DLF Ltd, the country’s largest real estate company, is set to sell its hotel subsidiary to Kolkata-based Square Four Housing & Infrastructure Private Ltd for Rs550 crore, its third divestment in the last three month as it disposes non-core assets to pare its Rs22,500 crore debt. As reported by ET last week, the Delhi-based real estate company had acquired Hilton International’s 26% stake in DLF Hotels & Hospitality forRs120 crore and is now the sole owner of the hotels unit which own land parcels in four cities – Kolkata, Chennai, Mysore and Thiruvananthapuram.
This subsidiary’s assets do not include Aman Resorts, another non-core asset that DLF has been trying to sell for a long time. Two persons with direct knowledge of the transaction said DLF has signed a non-disclosure agreement with Square Four and expects to conclude the deal by third week of January 2012. The stake purchase from Hilton was a precursor to a total selloff, they said. “We are in discussion with DLF and cannot comment until we achieve the financial closure of the deal,” said Square Four Housing chairman and managing director Ganesh Singhania. The DLF spokesperson declined to comment.
DLF Hotels would be the third big-ticket asset sale by the realty giant in the current fiscal. Earlier this month, it completed the sale of its IT Park in Noida to IDFC for Rs512 crore. A couple of months ago, DLF divested a 28-acre land parcel in Gurgaon for Rs400 crore. One of the persons familiar with the development said Square Four has already paid a part of the financial consideration and expects to complete the deal by third week of January. It is in discussions with financial institutions to raise resources to fund the transaction, said this person.
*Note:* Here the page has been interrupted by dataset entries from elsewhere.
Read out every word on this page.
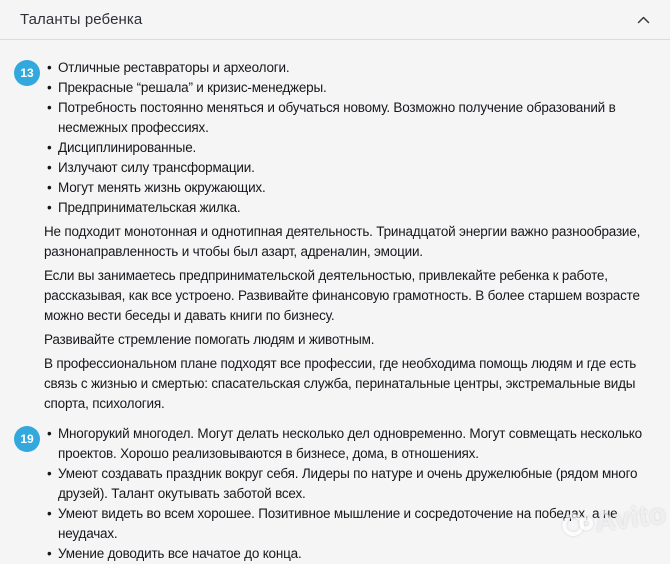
Таланты ребенка
13	• Отличные реставраторы и археологи.
• Прекрасные “решала” и кризис-менеджеры.
• Потребность постоянно меняться и обучаться новому. Возможно получение образований в несмежных профессиях.
• Дисциплинированные.
• Излучают силу трансформации.
• Могут менять жизнь окружающих.
• Предпринимательская жилка.

Не подходит монотонная и однотипная деятельность. Тринадцатой энергии важно разнообразие, разнонаправленность и чтобы был азарт, адреналин, эмоции.

Если вы занимаетесь предпринимательской деятельностью, привлекайте ребенка к работе, рассказывая, как все устроено. Развивайте финансовую грамотность. В более старшем возрасте можно вести беседы и давать книги по бизнесу.

Развивайте стремление помогать людям и животным.

В профессиональном плане подходят все профессии, где необходима помощь людям и где есть связь с жизнью и смертью: спасательская служба, перинатальные центры, экстремальные виды спорта, психология.

19	• Многорукий многодел. Могут делать несколько дел одновременно. Могут совмещать несколько проектов. Хорошо реализовываются в бизнесе, дома, в отношениях.
• Умеют создавать праздник вокруг себя. Лидеры по натуре и очень дружелюбные (рядом много друзей). Талант окутывать заботой всех.
• Умеют видеть во всем хорошее. Позитивное мышление и сосредоточение на победах, а не неудачах.
• Умение доводить все начатое до конца.
Avito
Square Four will develop the Kolkata and Chennai land parcels for hotel-cum-commercial-cum-residential projects while the land in the other two centres – Mysore and Thiruvananthapuram – will be developed as pure luxury hotels. “Square Four has also started discussions with leading hospitality chains such as Four Seasons and Radisson and Hilton, among others, to form strategic alliances for developing all four hotel properties,” said the person familiar with the development. He added that the firm is also in discussions with some leading Mumbai-based real estate players for developing the residential and commercial parts of the Kolkata and Chennai projects. Singhania said his Square Four group specialises in buying distressed assets and turning them around.
The group has a net worth of Rs500 crore and owns an asset reconstruction company called Square Four Asset and Management Reconstruction Company. DLF is attempting to sell its IT SEZ in Pune, which it owns in partnership with Akruti City, as well as Aman Resorts, the super luxury hospitality chain it bought in 2007 for $400 million.